Mortgage finance giants Fannie Mae and Freddie Mac will pay the federal government $10.2 billion more in dividends for their 2008 rescue after both firms reported first-quarter profits Thursday.
With the payments, the companies will have sent $213.1 billion in dividends to the Treasury. The amount more than offsets the $187.5 billion that was pumped into Fannie Mae and Freddie Mac to keep them from failing after the housing market crash and financial crisis.
FOR THE RECORD
An earlier version of this post said Fannie Mae and Freddie Mac received $187.5 from the Treasury.
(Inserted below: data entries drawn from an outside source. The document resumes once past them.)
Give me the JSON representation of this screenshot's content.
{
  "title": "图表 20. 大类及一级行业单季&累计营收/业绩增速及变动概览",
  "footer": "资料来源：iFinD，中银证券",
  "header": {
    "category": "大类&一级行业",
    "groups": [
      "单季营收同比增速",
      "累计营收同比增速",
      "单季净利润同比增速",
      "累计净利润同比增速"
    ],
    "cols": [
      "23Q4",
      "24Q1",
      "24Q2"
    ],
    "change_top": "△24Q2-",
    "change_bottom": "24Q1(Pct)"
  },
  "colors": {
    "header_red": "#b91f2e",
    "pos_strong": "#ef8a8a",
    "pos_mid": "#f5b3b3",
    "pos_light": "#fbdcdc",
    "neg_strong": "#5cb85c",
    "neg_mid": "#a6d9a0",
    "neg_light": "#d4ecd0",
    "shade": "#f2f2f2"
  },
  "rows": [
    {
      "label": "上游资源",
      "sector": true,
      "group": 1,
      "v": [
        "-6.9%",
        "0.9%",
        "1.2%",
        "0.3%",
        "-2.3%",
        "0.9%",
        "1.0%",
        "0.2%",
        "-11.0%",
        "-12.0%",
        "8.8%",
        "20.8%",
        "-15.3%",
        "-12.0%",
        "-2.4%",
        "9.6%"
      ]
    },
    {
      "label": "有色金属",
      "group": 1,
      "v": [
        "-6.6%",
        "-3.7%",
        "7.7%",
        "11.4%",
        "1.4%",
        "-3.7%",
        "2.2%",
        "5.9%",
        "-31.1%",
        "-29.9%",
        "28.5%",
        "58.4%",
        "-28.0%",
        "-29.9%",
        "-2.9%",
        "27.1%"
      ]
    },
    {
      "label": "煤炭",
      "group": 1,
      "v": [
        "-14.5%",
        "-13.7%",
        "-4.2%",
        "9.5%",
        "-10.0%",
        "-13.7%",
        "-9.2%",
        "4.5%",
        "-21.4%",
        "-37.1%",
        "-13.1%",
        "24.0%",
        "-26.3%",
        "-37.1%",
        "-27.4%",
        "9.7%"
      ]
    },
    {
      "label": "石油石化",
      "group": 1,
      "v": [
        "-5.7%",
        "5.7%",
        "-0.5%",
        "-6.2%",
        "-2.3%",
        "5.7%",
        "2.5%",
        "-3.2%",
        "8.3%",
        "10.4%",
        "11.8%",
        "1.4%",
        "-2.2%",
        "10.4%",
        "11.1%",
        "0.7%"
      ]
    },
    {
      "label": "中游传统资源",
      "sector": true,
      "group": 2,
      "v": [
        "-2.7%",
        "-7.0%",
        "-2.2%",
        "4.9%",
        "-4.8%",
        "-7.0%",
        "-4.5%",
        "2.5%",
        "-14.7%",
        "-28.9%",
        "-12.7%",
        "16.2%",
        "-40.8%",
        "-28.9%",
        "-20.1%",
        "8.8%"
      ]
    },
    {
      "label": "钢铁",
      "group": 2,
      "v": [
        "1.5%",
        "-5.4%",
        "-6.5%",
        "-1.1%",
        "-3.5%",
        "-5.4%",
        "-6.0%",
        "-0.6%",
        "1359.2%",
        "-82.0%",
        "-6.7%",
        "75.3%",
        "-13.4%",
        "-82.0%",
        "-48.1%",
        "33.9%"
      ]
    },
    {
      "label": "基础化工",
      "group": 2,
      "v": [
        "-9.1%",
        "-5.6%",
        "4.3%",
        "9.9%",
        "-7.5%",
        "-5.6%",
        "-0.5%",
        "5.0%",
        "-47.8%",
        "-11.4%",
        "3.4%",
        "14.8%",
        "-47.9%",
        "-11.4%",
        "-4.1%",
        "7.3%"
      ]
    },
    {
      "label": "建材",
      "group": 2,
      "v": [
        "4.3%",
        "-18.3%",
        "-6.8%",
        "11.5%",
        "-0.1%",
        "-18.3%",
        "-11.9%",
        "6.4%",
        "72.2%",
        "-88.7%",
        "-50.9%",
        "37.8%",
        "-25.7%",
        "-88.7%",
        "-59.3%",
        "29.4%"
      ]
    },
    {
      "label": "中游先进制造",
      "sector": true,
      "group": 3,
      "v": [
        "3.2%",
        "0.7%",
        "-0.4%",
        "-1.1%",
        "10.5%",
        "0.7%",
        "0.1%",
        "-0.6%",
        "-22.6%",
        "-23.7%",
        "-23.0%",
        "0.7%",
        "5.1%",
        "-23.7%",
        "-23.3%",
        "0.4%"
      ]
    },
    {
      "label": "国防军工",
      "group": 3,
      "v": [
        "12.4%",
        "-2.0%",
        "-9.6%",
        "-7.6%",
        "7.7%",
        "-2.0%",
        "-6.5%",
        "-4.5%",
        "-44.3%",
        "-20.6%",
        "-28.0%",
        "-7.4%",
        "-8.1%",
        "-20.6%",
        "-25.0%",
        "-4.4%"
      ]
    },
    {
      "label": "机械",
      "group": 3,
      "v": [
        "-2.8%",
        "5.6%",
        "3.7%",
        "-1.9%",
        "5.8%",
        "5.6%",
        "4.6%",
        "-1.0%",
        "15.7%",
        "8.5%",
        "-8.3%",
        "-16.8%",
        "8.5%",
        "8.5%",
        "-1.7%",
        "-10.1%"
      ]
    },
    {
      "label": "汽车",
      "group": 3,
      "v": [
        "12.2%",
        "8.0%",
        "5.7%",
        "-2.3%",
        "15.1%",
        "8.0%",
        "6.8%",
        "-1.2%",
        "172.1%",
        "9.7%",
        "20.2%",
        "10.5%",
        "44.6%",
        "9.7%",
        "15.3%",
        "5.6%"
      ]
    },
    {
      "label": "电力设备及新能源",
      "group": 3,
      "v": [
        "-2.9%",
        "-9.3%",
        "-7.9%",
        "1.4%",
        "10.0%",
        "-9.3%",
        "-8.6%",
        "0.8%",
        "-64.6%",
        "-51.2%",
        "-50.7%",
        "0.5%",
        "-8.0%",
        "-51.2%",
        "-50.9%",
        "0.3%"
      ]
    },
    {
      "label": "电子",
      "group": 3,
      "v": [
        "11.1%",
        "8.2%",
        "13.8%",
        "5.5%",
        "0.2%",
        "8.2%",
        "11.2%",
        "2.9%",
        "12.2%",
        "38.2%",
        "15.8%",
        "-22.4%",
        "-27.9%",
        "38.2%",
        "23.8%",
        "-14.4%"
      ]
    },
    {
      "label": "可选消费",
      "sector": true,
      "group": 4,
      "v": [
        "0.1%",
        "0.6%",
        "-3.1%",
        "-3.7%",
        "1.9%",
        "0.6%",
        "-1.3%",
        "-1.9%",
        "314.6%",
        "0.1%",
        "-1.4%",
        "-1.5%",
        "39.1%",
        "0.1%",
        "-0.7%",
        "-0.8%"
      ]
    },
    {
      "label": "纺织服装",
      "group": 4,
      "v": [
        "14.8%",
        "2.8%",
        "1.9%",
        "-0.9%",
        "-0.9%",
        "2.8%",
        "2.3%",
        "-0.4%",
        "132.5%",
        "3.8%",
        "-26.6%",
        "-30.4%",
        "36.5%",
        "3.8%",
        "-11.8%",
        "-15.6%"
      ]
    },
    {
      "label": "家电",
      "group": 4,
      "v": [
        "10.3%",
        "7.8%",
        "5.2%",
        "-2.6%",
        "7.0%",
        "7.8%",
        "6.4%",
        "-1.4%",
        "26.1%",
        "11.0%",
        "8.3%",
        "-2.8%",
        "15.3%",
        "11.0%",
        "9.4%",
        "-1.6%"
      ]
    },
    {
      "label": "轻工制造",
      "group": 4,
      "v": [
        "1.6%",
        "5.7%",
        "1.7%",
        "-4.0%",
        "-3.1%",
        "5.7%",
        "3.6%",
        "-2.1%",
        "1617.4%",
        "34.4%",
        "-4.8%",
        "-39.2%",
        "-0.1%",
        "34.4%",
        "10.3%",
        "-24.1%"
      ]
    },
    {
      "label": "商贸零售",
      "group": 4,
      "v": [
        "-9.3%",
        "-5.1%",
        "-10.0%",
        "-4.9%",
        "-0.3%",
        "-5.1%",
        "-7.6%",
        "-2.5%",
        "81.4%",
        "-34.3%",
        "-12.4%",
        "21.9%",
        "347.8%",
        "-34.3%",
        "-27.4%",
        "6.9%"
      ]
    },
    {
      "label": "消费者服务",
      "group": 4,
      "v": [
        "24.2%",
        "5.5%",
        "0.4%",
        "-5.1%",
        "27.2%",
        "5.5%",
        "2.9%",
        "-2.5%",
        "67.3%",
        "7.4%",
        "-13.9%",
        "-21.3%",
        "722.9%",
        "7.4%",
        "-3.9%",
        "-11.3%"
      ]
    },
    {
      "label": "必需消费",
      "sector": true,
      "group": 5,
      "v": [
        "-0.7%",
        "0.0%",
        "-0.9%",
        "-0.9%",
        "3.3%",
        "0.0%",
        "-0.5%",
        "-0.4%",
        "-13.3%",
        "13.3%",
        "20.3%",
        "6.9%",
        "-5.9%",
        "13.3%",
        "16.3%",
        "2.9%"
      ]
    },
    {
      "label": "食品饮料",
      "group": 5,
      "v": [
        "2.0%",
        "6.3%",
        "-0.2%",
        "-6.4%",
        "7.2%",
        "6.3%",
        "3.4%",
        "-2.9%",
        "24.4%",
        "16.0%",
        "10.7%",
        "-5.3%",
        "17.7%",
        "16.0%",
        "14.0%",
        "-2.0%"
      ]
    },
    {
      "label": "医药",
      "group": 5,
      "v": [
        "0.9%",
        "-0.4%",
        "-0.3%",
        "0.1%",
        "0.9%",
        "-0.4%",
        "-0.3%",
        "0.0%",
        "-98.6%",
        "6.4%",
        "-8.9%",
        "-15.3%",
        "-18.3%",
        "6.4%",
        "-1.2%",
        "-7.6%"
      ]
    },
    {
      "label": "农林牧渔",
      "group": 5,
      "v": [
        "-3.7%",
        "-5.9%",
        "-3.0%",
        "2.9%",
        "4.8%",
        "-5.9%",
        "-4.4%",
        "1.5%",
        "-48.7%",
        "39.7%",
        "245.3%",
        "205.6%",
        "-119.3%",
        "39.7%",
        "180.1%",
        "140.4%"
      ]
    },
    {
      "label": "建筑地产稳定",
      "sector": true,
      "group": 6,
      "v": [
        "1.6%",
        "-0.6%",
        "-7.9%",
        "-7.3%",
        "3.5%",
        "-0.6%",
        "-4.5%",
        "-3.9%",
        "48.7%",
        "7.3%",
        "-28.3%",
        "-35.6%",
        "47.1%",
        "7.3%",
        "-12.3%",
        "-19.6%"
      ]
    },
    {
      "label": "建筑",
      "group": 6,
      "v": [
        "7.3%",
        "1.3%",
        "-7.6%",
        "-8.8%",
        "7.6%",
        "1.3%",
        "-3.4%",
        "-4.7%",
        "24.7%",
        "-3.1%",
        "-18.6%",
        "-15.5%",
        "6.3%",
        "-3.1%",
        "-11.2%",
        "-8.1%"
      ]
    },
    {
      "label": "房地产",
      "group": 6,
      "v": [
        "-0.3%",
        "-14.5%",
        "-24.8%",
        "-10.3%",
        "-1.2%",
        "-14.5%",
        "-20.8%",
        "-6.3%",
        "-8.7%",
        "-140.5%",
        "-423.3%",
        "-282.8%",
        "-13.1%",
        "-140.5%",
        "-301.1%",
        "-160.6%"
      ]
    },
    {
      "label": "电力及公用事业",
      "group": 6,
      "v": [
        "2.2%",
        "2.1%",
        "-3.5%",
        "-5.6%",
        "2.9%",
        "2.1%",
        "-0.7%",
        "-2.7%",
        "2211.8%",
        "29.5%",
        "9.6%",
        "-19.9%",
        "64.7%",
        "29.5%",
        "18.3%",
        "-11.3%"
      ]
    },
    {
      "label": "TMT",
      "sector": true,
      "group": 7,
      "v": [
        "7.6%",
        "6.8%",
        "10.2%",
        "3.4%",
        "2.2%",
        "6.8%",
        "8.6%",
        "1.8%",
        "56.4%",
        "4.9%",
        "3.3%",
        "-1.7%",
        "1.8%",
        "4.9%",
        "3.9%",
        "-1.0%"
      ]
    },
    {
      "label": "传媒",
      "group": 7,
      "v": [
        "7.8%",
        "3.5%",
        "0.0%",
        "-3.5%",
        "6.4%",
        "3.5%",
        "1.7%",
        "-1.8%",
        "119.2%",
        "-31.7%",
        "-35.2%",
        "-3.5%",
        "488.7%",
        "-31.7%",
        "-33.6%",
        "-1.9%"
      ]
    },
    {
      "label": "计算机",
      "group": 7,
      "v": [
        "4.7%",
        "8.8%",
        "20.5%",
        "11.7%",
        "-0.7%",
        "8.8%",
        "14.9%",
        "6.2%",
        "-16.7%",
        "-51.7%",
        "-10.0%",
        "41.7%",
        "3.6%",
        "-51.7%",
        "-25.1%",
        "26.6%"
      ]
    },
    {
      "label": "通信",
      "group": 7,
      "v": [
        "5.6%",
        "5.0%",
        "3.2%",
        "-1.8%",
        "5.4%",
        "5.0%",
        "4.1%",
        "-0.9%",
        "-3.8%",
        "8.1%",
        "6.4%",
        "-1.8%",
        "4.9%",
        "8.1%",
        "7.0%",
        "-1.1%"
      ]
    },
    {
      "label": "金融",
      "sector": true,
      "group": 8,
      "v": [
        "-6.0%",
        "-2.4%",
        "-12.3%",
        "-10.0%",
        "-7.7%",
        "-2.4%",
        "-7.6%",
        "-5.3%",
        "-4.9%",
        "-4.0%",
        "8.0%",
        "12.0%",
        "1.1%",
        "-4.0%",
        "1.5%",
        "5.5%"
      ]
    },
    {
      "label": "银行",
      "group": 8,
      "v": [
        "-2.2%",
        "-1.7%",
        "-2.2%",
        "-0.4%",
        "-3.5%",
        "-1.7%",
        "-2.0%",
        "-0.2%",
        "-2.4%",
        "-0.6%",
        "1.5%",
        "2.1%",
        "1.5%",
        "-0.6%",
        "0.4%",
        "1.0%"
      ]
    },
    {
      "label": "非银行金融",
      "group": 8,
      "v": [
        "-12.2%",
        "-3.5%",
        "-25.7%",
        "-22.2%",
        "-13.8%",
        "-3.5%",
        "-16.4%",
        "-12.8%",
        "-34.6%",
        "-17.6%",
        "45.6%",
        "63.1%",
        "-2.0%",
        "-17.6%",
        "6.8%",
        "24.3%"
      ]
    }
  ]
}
The companies received $187.5 billion.
Under terms of the bailout, the dividend payments do not reduce the amount of money the companies owe to taxpayers.
But as the housing market has rebounded, Fannie Mae and Freddie Mac have returned to profitability and been able to send large checks to the federal government every three months.
Still, the Senate and House are considering legislation to shut down Fannie and Freddie as part of an overhaul of the housing finance system.
Fannie Mae posted a $5.3-billion profit for the first three months of the year, down from $6.5 billion in the fourth quarter of 2013.
The company will pay $5.7 billion in dividends to the Treasury, bringing its total to $126.8 billion. Fannie Mae received $116.1 billion in taxpayer money.
The first-quarter profit, the company's ninth straight, was boosted significantly by $4.1 billion in settlements of lawsuits with banks related to bad mortgages the firm guaranteed during the subprime housing boom.
Fannie Mae Chief Executive Timothy J. Mayopoulos said Thursday that the company expected to remain profitable "for the foreseeable future."
"We expect our annual earnings to remain strong over the next few years but substantially lower than what we experienced in 2013," he said. Fannie posted a record $84 billion in profit last year.
The housing market has slowed and home prices are expected to increase only modestly this year. Mayopoulos noted that prices rose 8.5% in 2013 but just 0.4% in the first quarter.
"We do expect home price growth to continue, but the rate will be lower nationally," he said.
Freddie Mac reported a $4-billion first-quarter profit Thursday, down from $8.6 billion in the fourth quarter. It was the company's 10th straight quarterly profit.
Legal settlements of $4.5 billion helped the company stay profitable.